However, what's foremost in Hong Kong's mind is the A(H1N1) influenza virus.
On the plane there was a serious video message about it in English, Cantonese and Mandarin, instructing people of the symptoms they should be looking out for, wash their hands frequently with soap, and that they should sneeze into a tissue and dispose of it immediately or sneeze into their sleeve. There were also suggestions of wearing masks in public and avoiding crowded areas.
We filled out mandatory health forms from the Hong Kong Special Administrative Region asking us for our contact information, what our plane seat number was and which cities we've been in recently.

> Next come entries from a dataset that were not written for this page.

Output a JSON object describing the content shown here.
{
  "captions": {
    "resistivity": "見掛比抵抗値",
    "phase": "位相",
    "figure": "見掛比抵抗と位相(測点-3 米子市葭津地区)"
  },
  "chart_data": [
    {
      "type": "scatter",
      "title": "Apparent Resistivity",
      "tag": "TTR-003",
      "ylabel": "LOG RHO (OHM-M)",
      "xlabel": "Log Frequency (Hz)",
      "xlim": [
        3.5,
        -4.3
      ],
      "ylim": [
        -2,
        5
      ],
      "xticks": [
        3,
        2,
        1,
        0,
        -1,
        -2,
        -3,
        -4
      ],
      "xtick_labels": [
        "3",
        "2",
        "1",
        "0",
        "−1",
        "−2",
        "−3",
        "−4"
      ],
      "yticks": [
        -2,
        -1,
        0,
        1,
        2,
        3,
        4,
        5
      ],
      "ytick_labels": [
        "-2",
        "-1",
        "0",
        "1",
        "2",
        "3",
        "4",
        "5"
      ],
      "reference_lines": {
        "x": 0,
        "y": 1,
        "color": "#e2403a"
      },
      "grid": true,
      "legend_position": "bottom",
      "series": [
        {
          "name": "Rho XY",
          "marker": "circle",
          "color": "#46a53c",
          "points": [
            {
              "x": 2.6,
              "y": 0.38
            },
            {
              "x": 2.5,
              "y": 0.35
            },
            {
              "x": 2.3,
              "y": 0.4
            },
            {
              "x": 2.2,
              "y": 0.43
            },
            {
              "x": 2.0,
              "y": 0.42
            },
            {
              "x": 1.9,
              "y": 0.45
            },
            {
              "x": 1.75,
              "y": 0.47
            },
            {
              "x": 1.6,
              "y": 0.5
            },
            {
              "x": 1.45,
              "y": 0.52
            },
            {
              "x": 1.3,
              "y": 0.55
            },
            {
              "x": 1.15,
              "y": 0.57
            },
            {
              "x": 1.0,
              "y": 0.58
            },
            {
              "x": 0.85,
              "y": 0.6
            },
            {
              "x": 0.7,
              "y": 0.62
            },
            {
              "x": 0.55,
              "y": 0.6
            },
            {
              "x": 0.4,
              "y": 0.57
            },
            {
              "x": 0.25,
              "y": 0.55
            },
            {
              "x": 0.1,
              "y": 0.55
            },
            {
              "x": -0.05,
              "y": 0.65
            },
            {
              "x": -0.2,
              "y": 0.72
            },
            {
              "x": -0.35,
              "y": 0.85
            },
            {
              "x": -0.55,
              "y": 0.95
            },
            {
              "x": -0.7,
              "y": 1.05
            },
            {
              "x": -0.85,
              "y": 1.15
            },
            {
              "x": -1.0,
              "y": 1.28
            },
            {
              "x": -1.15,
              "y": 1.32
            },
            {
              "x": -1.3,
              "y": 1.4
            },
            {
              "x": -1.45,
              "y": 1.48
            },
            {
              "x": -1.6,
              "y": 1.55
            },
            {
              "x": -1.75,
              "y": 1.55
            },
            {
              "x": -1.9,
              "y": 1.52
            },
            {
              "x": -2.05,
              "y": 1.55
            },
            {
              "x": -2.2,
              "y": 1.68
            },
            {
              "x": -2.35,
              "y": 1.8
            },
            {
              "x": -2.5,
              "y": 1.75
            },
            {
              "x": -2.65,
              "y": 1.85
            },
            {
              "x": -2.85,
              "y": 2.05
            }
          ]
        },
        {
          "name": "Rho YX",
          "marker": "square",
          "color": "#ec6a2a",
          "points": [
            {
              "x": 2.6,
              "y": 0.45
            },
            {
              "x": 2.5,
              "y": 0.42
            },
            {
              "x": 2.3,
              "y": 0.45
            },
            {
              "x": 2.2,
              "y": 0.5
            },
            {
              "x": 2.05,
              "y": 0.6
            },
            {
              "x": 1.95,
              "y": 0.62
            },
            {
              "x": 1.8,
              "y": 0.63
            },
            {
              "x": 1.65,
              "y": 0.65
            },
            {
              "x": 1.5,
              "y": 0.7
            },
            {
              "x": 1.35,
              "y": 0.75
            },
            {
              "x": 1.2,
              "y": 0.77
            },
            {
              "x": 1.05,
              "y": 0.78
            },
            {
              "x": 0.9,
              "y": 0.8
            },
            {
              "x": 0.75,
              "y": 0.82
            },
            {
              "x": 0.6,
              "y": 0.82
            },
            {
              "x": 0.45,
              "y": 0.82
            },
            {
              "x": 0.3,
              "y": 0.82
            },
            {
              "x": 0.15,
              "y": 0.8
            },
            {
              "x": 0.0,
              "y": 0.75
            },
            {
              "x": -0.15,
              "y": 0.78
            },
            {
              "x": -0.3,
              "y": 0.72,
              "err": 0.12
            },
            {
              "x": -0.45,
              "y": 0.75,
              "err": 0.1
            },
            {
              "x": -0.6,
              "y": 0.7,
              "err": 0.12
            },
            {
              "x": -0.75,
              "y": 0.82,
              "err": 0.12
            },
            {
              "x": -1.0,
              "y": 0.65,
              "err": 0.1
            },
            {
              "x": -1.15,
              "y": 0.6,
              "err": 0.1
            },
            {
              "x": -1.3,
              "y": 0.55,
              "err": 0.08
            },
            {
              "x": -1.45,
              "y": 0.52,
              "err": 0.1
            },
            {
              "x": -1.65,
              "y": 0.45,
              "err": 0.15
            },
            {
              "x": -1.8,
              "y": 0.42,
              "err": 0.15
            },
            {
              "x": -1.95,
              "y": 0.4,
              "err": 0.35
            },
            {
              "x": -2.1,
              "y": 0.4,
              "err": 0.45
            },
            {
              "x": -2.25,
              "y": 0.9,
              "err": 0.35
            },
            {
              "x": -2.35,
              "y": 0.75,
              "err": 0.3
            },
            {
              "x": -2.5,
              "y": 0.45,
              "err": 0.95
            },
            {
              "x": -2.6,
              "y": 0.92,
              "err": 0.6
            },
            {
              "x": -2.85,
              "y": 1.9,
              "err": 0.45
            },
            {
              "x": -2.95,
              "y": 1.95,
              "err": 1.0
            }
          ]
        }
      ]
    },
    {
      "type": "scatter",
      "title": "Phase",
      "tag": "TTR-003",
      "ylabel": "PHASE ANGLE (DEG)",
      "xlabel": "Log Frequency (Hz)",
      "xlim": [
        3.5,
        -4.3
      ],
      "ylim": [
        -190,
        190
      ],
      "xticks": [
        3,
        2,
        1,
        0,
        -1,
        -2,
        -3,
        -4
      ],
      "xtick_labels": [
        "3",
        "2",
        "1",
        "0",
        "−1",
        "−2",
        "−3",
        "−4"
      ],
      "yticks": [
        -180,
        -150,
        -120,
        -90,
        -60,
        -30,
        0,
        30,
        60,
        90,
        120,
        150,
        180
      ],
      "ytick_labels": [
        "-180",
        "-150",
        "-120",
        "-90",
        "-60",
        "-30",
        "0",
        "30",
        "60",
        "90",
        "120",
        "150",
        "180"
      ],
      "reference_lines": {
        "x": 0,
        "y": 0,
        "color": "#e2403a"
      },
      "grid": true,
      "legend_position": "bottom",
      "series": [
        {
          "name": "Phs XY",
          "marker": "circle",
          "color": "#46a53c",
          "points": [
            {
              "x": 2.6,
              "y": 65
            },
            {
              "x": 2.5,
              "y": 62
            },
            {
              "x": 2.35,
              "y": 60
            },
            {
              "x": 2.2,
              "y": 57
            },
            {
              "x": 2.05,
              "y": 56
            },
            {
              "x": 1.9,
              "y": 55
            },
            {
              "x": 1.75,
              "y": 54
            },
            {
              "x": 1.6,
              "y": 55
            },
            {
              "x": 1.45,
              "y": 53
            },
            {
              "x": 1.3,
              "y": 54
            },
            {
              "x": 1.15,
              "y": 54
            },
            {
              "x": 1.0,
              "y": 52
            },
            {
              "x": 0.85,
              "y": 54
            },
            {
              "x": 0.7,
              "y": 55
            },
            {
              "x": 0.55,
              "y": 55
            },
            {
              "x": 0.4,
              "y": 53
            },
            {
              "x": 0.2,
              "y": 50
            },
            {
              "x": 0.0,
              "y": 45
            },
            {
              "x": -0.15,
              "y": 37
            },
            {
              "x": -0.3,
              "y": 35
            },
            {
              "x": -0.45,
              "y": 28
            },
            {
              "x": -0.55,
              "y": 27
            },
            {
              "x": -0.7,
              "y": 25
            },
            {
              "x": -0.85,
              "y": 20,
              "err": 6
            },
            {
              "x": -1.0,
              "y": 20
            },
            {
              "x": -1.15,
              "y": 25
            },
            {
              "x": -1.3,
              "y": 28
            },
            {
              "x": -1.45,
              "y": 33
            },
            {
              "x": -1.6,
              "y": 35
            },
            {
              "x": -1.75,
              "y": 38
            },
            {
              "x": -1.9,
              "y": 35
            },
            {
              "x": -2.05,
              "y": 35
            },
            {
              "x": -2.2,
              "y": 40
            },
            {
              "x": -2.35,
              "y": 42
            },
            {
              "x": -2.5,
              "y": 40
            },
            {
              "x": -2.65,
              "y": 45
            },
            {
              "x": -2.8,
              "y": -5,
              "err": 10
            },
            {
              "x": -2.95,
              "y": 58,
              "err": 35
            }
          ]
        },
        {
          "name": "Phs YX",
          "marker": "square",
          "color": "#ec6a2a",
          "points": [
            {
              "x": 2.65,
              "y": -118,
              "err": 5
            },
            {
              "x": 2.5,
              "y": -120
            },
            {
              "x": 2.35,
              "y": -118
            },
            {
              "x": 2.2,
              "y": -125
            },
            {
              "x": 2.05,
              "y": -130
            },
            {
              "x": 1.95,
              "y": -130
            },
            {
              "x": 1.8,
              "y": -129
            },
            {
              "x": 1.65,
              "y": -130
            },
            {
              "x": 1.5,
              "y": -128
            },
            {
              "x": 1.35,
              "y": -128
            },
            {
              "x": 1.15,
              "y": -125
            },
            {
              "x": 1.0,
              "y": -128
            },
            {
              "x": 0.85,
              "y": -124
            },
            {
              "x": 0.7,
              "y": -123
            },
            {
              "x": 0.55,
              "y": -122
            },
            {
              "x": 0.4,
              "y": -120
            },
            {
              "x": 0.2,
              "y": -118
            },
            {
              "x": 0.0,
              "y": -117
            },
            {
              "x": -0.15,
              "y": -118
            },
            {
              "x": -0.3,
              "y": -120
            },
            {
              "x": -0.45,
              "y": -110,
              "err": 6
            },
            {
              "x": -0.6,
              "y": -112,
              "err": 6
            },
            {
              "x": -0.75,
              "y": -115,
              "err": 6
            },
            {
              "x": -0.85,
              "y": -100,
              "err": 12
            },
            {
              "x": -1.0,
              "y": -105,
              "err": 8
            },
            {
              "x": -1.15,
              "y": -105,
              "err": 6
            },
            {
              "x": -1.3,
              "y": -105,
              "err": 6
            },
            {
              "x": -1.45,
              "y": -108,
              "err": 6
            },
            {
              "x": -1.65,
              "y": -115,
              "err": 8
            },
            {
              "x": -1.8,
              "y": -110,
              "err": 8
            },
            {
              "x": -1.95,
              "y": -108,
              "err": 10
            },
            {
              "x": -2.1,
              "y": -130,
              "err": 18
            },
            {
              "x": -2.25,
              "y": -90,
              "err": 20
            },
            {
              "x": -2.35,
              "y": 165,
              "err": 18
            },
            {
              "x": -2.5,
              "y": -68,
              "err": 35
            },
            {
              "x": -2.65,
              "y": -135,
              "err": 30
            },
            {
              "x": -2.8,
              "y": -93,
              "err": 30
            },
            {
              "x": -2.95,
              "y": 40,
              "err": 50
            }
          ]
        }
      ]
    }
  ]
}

When we disembarked from the plane, many Hong Kong airport staff wore masks and were scanning us for any high temperatures.
Hygiene is at a priority here -- the buttons on public elevators are covered with a sheet of plastic and a note that says this covering is changed every two hours. Gong fai, or "public chopsticks" are a common sight in restaurants so that no one's own chopsticks contaminate the dishes in front of them.
At the bank my teller did sneeze into his sleeve. Several people on the streets wore masks; granted it wasn't a majority, but it was definitely noticeable.
It's great to see such a high awareness and people taking as many precautions as possible. But the city now has a kind of anxious atmosphere that isn't quite comfortable, or maybe it's me being overwhelmed by the constant messages.